An understanding of virtual team dynamics is critical for leaders and team members to be effective. Organizations need to provide realistic budgets to promote the development of higher levels of performance and to put a premium on understanding the signs of low trust in virtual environments so that they can be addressed.
Other team building activities reported include:
- regularly scheduled celebrations that range from traditional monthly “hail and farewells” to baby showers
- extensive use of social media such as Yammer, Jive, Adobe Connect, and open source platforms
- frequent in-service orientations via Zoom or Skype
- fun and creative reconnecting activities as part of scheduled meetings to have members get familiar with and associate a voice with a person
Protocols: Teams need to establish ground rules or protocols that set the tone for a successful team and help to build and maintain trust. Clear, consistent, and detailed protocols that revolve around goals, deadlines, technology etiquette, and cultural norms appear necessary. Up-front guidelines for the work and the expected goals typically results in fewer pitfalls later in the process.
Leading from a Distance
All leaders need a basic understanding of what it means to lead effectively in a complex and changing environment. but there is something elusive about leading from a distance.

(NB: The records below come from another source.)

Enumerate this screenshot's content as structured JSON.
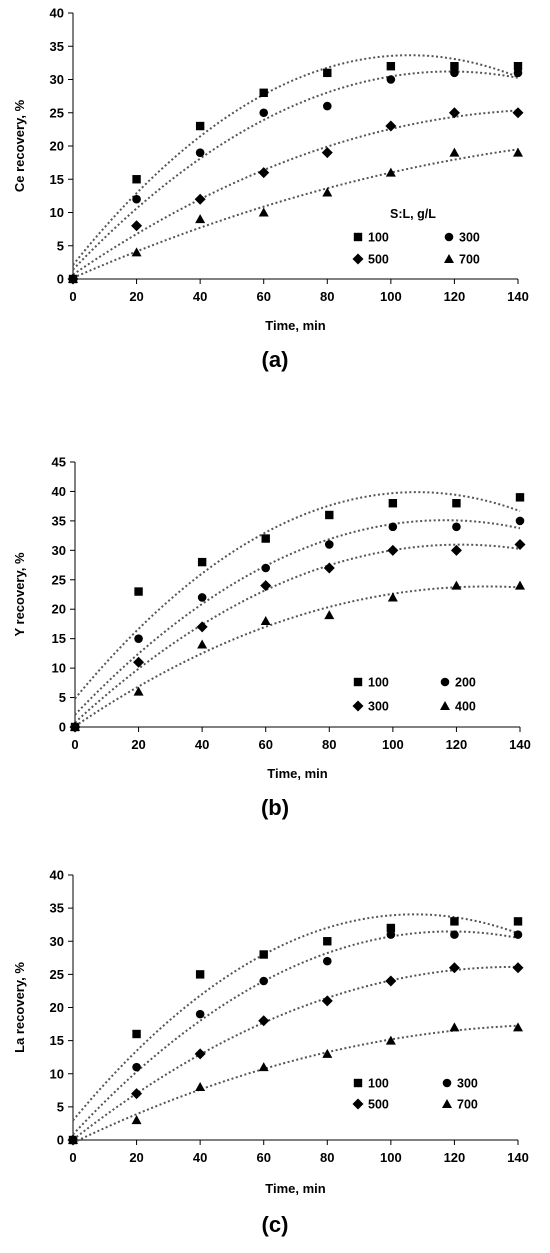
{
  "chart_data": [
    {
      "type": "scatter",
      "panel_label": "(a)",
      "xlabel": "Time, min",
      "ylabel": "Ce recovery, %",
      "xlim": [
        0,
        140
      ],
      "ylim": [
        0,
        40
      ],
      "xticks": [
        0,
        20,
        40,
        60,
        80,
        100,
        120,
        140
      ],
      "yticks": [
        0,
        5,
        10,
        15,
        20,
        25,
        30,
        35,
        40
      ],
      "grid": false,
      "legend_title": "S:L, g/L",
      "legend_position": "bottom-right",
      "x": [
        0,
        20,
        40,
        60,
        80,
        100,
        120,
        140
      ],
      "series": [
        {
          "name": "100",
          "marker": "square",
          "values": [
            0,
            15,
            23,
            28,
            31,
            32,
            32,
            32
          ]
        },
        {
          "name": "300",
          "marker": "circle",
          "values": [
            0,
            12,
            19,
            25,
            26,
            30,
            31,
            31
          ]
        },
        {
          "name": "500",
          "marker": "diamond",
          "values": [
            0,
            8,
            12,
            16,
            19,
            23,
            25,
            25
          ]
        },
        {
          "name": "700",
          "marker": "triangle",
          "values": [
            0,
            4,
            9,
            10,
            13,
            16,
            19,
            19
          ]
        }
      ],
      "trendline": "polynomial (order 2), dotted"
    },
    {
      "type": "scatter",
      "panel_label": "(b)",
      "xlabel": "Time, min",
      "ylabel": "Y recovery, %",
      "xlim": [
        0,
        140
      ],
      "ylim": [
        0,
        45
      ],
      "xticks": [
        0,
        20,
        40,
        60,
        80,
        100,
        120,
        140
      ],
      "yticks": [
        0,
        5,
        10,
        15,
        20,
        25,
        30,
        35,
        40,
        45
      ],
      "grid": false,
      "legend_title": "",
      "legend_position": "bottom-right",
      "x": [
        0,
        20,
        40,
        60,
        80,
        100,
        120,
        140
      ],
      "series": [
        {
          "name": "100",
          "marker": "square",
          "values": [
            0,
            23,
            28,
            32,
            36,
            38,
            38,
            39
          ]
        },
        {
          "name": "200",
          "marker": "circle",
          "values": [
            0,
            15,
            22,
            27,
            31,
            34,
            34,
            35
          ]
        },
        {
          "name": "300",
          "marker": "diamond",
          "values": [
            0,
            11,
            17,
            24,
            27,
            30,
            30,
            31
          ]
        },
        {
          "name": "400",
          "marker": "triangle",
          "values": [
            0,
            6,
            14,
            18,
            19,
            22,
            24,
            24
          ]
        }
      ],
      "trendline": "polynomial (order 2), dotted"
    },
    {
      "type": "scatter",
      "panel_label": "(c)",
      "xlabel": "Time, min",
      "ylabel": "La recovery, %",
      "xlim": [
        0,
        140
      ],
      "ylim": [
        0,
        40
      ],
      "xticks": [
        0,
        20,
        40,
        60,
        80,
        100,
        120,
        140
      ],
      "yticks": [
        0,
        5,
        10,
        15,
        20,
        25,
        30,
        35,
        40
      ],
      "grid": false,
      "legend_title": "",
      "legend_position": "bottom-right",
      "x": [
        0,
        20,
        40,
        60,
        80,
        100,
        120,
        140
      ],
      "series": [
        {
          "name": "100",
          "marker": "square",
          "values": [
            0,
            16,
            25,
            28,
            30,
            32,
            33,
            33
          ]
        },
        {
          "name": "300",
          "marker": "circle",
          "values": [
            0,
            11,
            19,
            24,
            27,
            31,
            31,
            31
          ]
        },
        {
          "name": "500",
          "marker": "diamond",
          "values": [
            0,
            7,
            13,
            18,
            21,
            24,
            26,
            26
          ]
        },
        {
          "name": "700",
          "marker": "triangle",
          "values": [
            0,
            3,
            8,
            11,
            13,
            15,
            17,
            17
          ]
        }
      ],
      "trendline": "polynomial (order 2), dotted"
    }
  ]
}
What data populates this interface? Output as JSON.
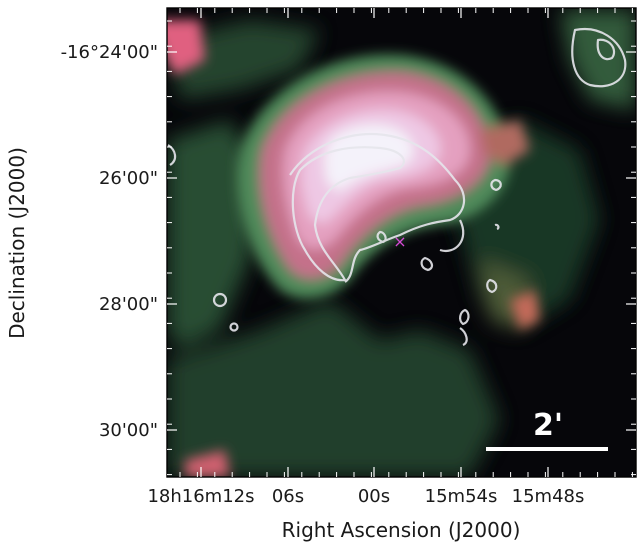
{
  "axes": {
    "xlabel": "Right Ascension (J2000)",
    "ylabel": "Declination (J2000)",
    "x_ticks": [
      "18h16m12s",
      "06s",
      "00s",
      "15m54s",
      "15m48s"
    ],
    "y_ticks": [
      "-16°24'00\"",
      "26'00\"",
      "28'00\"",
      "30'00\""
    ]
  },
  "scale_bar": {
    "label": "2'"
  },
  "colors": {
    "background": "#06060a",
    "marker": "#d64ad6",
    "contour": "#e6e6ec",
    "scale_bar": "#ffffff"
  },
  "marker": {
    "symbol": "×"
  }
}
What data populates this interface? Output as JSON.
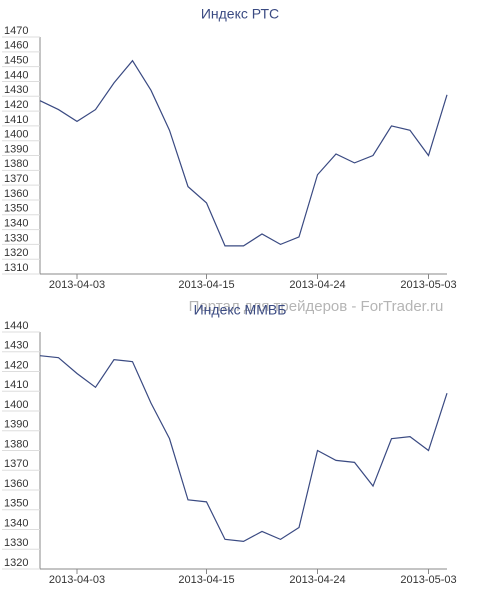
{
  "watermark": "Портал для трейдеров - ForTrader.ru",
  "chart_data": [
    {
      "type": "line",
      "title": "Индекс РТС",
      "categories": [
        null,
        null,
        "2013-04-03",
        null,
        null,
        null,
        null,
        null,
        null,
        "2013-04-15",
        null,
        null,
        null,
        null,
        null,
        "2013-04-24",
        null,
        null,
        null,
        null,
        null,
        "2013-05-03",
        null
      ],
      "series": [
        {
          "name": "Индекс РТС",
          "color": "#3a4a82",
          "values": [
            1427,
            1421,
            1413,
            1421,
            1439,
            1454,
            1434,
            1407,
            1369,
            1358,
            1329,
            1329,
            1337,
            1330,
            1335,
            1377,
            1391,
            1385,
            1390,
            1410,
            1407,
            1390,
            1431
          ]
        }
      ],
      "ylim": [
        1310,
        1470
      ],
      "yticks": [
        1310,
        1320,
        1330,
        1340,
        1350,
        1360,
        1370,
        1380,
        1390,
        1400,
        1410,
        1420,
        1430,
        1440,
        1450,
        1460,
        1470
      ]
    },
    {
      "type": "line",
      "title": "Индекс ММВБ",
      "categories": [
        null,
        null,
        "2013-04-03",
        null,
        null,
        null,
        null,
        null,
        null,
        "2013-04-15",
        null,
        null,
        null,
        null,
        null,
        "2013-04-24",
        null,
        null,
        null,
        null,
        null,
        "2013-05-03",
        null
      ],
      "series": [
        {
          "name": "Индекс ММВБ",
          "color": "#3a4a82",
          "values": [
            1428,
            1427,
            1419,
            1412,
            1426,
            1425,
            1404,
            1386,
            1355,
            1354,
            1335,
            1334,
            1339,
            1335,
            1341,
            1380,
            1375,
            1374,
            1362,
            1386,
            1387,
            1380,
            1409
          ]
        }
      ],
      "ylim": [
        1320,
        1440
      ],
      "yticks": [
        1320,
        1330,
        1340,
        1350,
        1360,
        1370,
        1380,
        1390,
        1400,
        1410,
        1420,
        1430,
        1440
      ]
    }
  ]
}
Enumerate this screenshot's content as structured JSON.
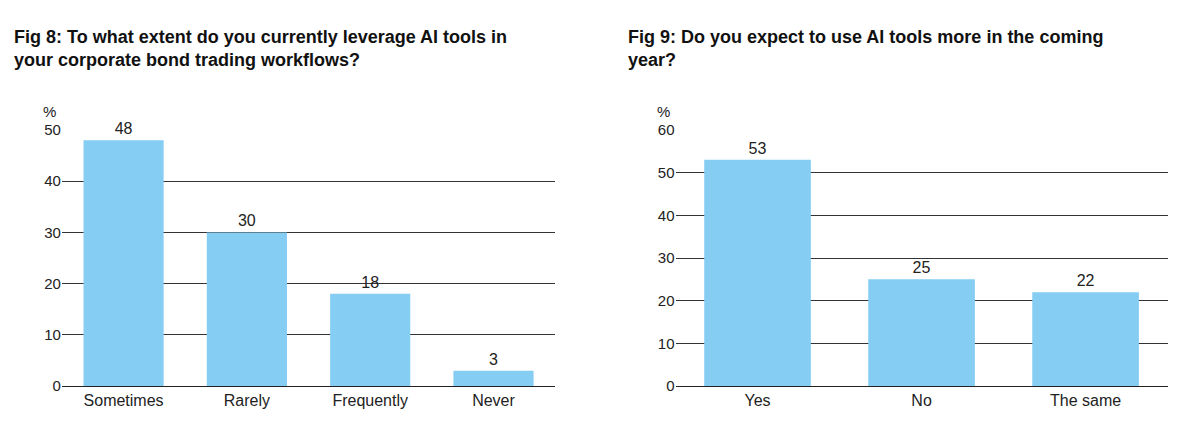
{
  "chart_data": [
    {
      "type": "bar",
      "title": "Fig 8: To what extent do you currently leverage AI tools in your corporate bond trading workflows?",
      "ylabel": "%",
      "categories": [
        "Sometimes",
        "Rarely",
        "Frequently",
        "Never"
      ],
      "values": [
        48,
        30,
        18,
        3
      ],
      "color": "#85cdf2",
      "ylim": [
        0,
        50
      ],
      "yticks": [
        0,
        10,
        20,
        30,
        40,
        50
      ],
      "grid": true,
      "data_labels": true
    },
    {
      "type": "bar",
      "title": "Fig 9: Do you expect to use AI tools more in the coming year?",
      "ylabel": "%",
      "categories": [
        "Yes",
        "No",
        "The same"
      ],
      "values": [
        53,
        25,
        22
      ],
      "color": "#85cdf2",
      "ylim": [
        0,
        60
      ],
      "yticks": [
        0,
        10,
        20,
        30,
        40,
        50,
        60
      ],
      "grid": true,
      "data_labels": true
    }
  ]
}
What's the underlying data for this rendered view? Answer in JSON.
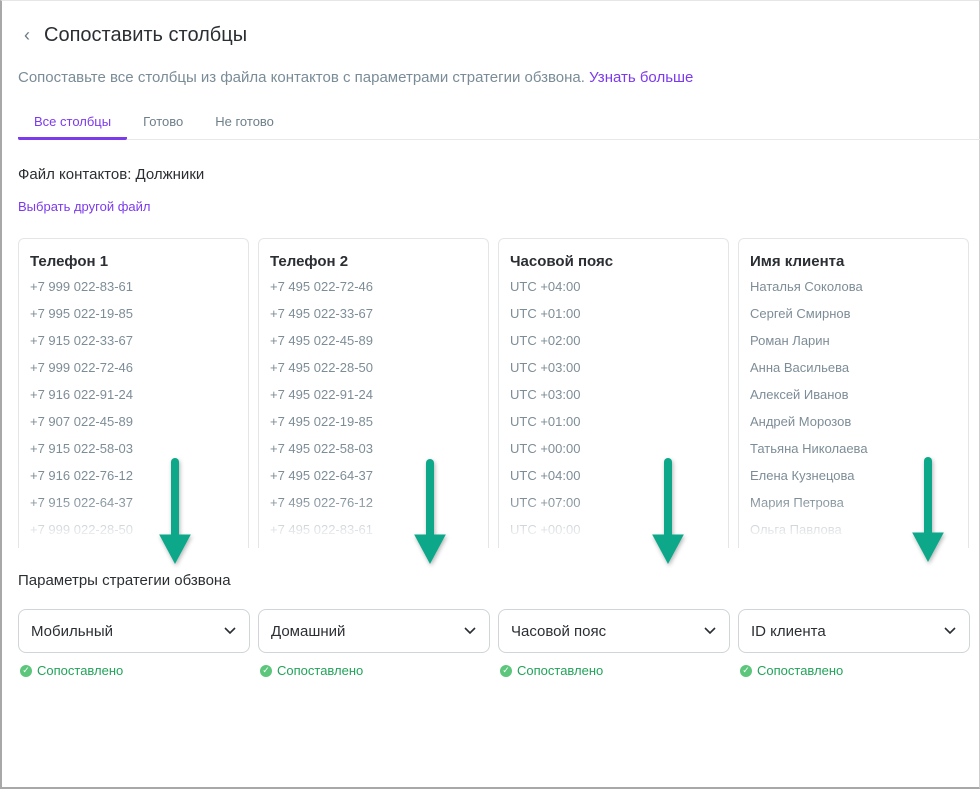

While at a first glance it may seem that all the same leadership skills are needed, it may be that leaders in a virtual environment need just a little more of everything: more knowledge of technology, more knowledge on how to work with team dynamics, stronger communication skills, and of course, a little more patience.
Virtual work and learning environments with dispersed teams are here to stay, so finding ways to work effectively to harness the collective energy of these teams is critical to the success of organizations for now and in the future. But for learning leaders responsible for creating experiences and content for enabling leaders to gain skills for these changes, the challenges may be even greater.